Cresce dell’11%, rispetto al 2016, la raccolta Ecolamp delle sorgenti luminose e delle apparecchiature elettriche giunte a fine vita. La Lombardia conferma il primo posto in classifica, seguita da Veneto, Emilia Romagna, Lazio e Toscana. Milano e Roma le province più virtuose nel 2017.

 

Sfiorano le 3.320 tonnellate i Rifiuti di Apparecchiature Elettriche ed Elettroniche raccolti e riciclati nel 2017 dal consorzio Ecolamp, l’11% in più rispetto ai dati del 2016. Di queste, 1.764 tonnellate sono costituite da sorgenti luminose esauste (raggruppamento R5), mentre 1.555 tonnellate appartengono alla categoria dei piccoli elettrodomestici, dell’elettronica di consumo e degli apparecchi di illuminazione giunti a fine vita (raggruppamento R4).

758 tonnellate di lampadine esauste, gestite nel corso del 2017, provengono dai servizi di raccolta volontari messi a disposizione da Ecolamp per installatori e altri utenti professionali (www.ecolamp.it/professionista). Altre 1.006 tonnellate – ovvero il 57% delle sorgenti luminose correttamente avviate a trattamento – derivano, invece, dai conferimenti dei privati cittadini presso i 1.844 centri di raccolta assegnati al Consorzio e diffusi su tutto il territorio nazionale.
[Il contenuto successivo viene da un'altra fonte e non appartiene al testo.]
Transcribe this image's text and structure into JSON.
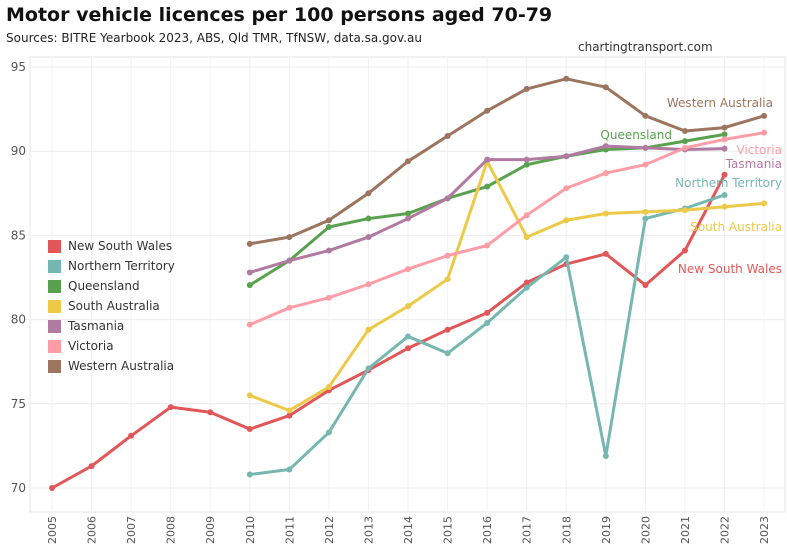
{
  "title": "Motor vehicle licences per 100 persons aged 70-79",
  "subtitle": "Sources: BITRE Yearbook 2023, ABS, Qld TMR, TfNSW, data.sa.gov.au",
  "site": "chartingtransport.com",
  "chart_data": {
    "type": "line",
    "title": "Motor vehicle licences per 100 persons aged 70-79",
    "x": [
      2005,
      2006,
      2007,
      2008,
      2009,
      2010,
      2011,
      2012,
      2013,
      2014,
      2015,
      2016,
      2017,
      2018,
      2019,
      2020,
      2021,
      2022,
      2023
    ],
    "ylim": [
      69,
      96
    ],
    "yticks": [
      70,
      75,
      80,
      85,
      90,
      95
    ],
    "grid": true,
    "legend": "left",
    "series": [
      {
        "name": "New South Wales",
        "color": "#e15759",
        "values": [
          70.0,
          71.3,
          73.1,
          74.8,
          74.5,
          73.5,
          74.3,
          75.8,
          77.0,
          78.3,
          79.4,
          80.4,
          82.2,
          83.3,
          83.9,
          82.05,
          84.1,
          88.6,
          null
        ]
      },
      {
        "name": "Northern Territory",
        "color": "#76b7b2",
        "values": [
          null,
          null,
          null,
          null,
          null,
          70.8,
          71.1,
          73.3,
          77.1,
          79.0,
          78.0,
          79.8,
          81.9,
          83.7,
          71.9,
          86.0,
          86.6,
          87.4,
          null
        ]
      },
      {
        "name": "Queensland",
        "color": "#59a14f",
        "values": [
          null,
          null,
          null,
          null,
          null,
          82.05,
          83.5,
          85.5,
          86.0,
          86.3,
          87.2,
          87.9,
          89.2,
          89.7,
          90.1,
          90.2,
          90.6,
          91.0,
          null
        ]
      },
      {
        "name": "South Australia",
        "color": "#edc948",
        "values": [
          null,
          null,
          null,
          null,
          null,
          75.5,
          74.6,
          76.0,
          79.4,
          80.8,
          82.4,
          89.4,
          84.9,
          85.9,
          86.3,
          86.4,
          86.5,
          86.7,
          86.9
        ]
      },
      {
        "name": "Tasmania",
        "color": "#b07aa1",
        "values": [
          null,
          null,
          null,
          null,
          null,
          82.8,
          83.5,
          84.1,
          84.9,
          86.0,
          87.2,
          89.5,
          89.5,
          89.7,
          90.3,
          90.2,
          90.1,
          90.15,
          null
        ]
      },
      {
        "name": "Victoria",
        "color": "#ff9da7",
        "values": [
          null,
          null,
          null,
          null,
          null,
          79.7,
          80.7,
          81.3,
          82.1,
          83.0,
          83.8,
          84.4,
          86.2,
          87.8,
          88.7,
          89.2,
          90.2,
          90.7,
          91.1
        ]
      },
      {
        "name": "Western Australia",
        "color": "#9c755f",
        "values": [
          null,
          null,
          null,
          null,
          null,
          84.5,
          84.9,
          85.9,
          87.5,
          89.4,
          90.9,
          92.4,
          93.7,
          94.3,
          93.8,
          92.1,
          91.2,
          91.4,
          92.1
        ]
      }
    ]
  }
}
Per quanto riguarda il raggruppamento R4 (piccoli elettrodomestici, elettronica di consumo e apparecchi di illuminazione), la quasi totalità della raccolta proviene dai 94 centri di conferimento assegnati al Consorzio sul territorio, a cui si aggiungono 20 tonnellate raccolte tramite i servizi volontari offerti da Ecolamp ai professionisti del settore e alla distribuzione.
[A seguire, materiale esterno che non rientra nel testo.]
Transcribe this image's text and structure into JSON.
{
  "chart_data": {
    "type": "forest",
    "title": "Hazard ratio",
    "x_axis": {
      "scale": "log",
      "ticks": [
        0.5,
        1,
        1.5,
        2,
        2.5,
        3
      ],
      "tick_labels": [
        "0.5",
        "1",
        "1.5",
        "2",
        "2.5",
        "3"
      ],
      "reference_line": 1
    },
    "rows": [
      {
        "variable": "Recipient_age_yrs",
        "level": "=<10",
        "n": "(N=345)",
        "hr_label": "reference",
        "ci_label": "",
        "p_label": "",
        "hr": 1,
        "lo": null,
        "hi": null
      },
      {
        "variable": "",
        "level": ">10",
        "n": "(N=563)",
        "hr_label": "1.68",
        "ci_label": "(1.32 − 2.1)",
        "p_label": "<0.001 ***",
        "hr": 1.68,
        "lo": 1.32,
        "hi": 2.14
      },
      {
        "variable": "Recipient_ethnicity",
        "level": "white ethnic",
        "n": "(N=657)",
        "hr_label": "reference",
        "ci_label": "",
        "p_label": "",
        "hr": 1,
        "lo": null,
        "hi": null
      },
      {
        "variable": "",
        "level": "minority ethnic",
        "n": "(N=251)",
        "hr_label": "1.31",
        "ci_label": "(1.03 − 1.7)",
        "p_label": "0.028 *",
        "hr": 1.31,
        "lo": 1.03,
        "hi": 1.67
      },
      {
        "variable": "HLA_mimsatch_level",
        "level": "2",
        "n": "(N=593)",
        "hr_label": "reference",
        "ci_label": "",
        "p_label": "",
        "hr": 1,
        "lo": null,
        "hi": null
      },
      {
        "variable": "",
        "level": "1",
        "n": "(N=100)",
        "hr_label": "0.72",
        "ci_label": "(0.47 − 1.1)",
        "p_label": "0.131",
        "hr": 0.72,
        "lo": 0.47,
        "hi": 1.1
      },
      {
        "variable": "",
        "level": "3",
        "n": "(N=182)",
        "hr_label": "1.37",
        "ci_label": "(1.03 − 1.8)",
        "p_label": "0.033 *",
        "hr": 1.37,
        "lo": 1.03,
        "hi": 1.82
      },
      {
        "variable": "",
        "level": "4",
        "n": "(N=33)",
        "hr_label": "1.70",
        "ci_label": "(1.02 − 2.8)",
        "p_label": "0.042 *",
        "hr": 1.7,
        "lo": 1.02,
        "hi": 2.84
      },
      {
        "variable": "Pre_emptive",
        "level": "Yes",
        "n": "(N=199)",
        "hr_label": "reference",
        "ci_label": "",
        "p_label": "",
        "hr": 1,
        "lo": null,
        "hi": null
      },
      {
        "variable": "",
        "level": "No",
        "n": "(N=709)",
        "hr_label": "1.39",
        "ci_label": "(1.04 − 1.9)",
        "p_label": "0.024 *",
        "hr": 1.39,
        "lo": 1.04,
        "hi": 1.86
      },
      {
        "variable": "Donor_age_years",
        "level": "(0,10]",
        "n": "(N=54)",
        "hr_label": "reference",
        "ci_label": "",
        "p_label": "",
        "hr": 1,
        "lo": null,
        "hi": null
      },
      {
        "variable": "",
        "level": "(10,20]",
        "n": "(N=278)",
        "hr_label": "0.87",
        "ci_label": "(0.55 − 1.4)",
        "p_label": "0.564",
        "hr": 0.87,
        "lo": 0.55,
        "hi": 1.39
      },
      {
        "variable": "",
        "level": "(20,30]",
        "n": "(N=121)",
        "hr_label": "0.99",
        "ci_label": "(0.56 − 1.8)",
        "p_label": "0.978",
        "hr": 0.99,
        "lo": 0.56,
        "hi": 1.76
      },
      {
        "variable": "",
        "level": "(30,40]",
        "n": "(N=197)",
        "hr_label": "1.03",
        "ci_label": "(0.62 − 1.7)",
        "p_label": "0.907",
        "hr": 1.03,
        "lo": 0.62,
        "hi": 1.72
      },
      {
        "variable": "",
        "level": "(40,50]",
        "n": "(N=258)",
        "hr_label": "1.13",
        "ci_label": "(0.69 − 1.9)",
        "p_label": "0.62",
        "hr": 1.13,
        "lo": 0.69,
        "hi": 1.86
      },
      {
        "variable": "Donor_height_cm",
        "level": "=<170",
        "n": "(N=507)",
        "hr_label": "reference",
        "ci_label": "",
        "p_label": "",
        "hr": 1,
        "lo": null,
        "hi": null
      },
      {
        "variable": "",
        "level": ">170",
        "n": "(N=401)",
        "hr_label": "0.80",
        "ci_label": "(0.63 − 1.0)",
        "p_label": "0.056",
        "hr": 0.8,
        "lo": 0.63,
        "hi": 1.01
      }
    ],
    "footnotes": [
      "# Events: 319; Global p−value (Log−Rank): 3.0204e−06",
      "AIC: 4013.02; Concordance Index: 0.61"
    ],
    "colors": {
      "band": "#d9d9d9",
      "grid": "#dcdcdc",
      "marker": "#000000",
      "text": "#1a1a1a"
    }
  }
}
 A trainare la raccolta Ecolamp del 2017 sono cinque regioni in particolare che, con 1.170 tonnellate, costituiscono il 66% del totale delle lampadine esauste riciclate. Al primo posto si conferma la Lombardia con 462 tonnellate, seguono il Veneto con 248, l’Emilia Romagna con 168, il Lazio con 155 e la Toscana con 137 tonnellate. Rispetto allo scorso anno si registra un avanzamento in classifica della Liguria che, con 45 tonnellate, sale dalla tredicesima all’undicesima posizione e un piccolo balzo in avanti anche per la Sardegna che, con 27 tonnellate raccolte, passa dal sedicesimo al quindicesimo posto. Le Province più virtuose sono invece quelle di Milano e Roma con rispettivamente 123 e 121 tonnellate, seguite a distanza da Bergamo (74), Monza e Brianza (71), Torino (70) e Vicenza, che passa da 52 tonnellate nel 2016 a 69 nel 2017.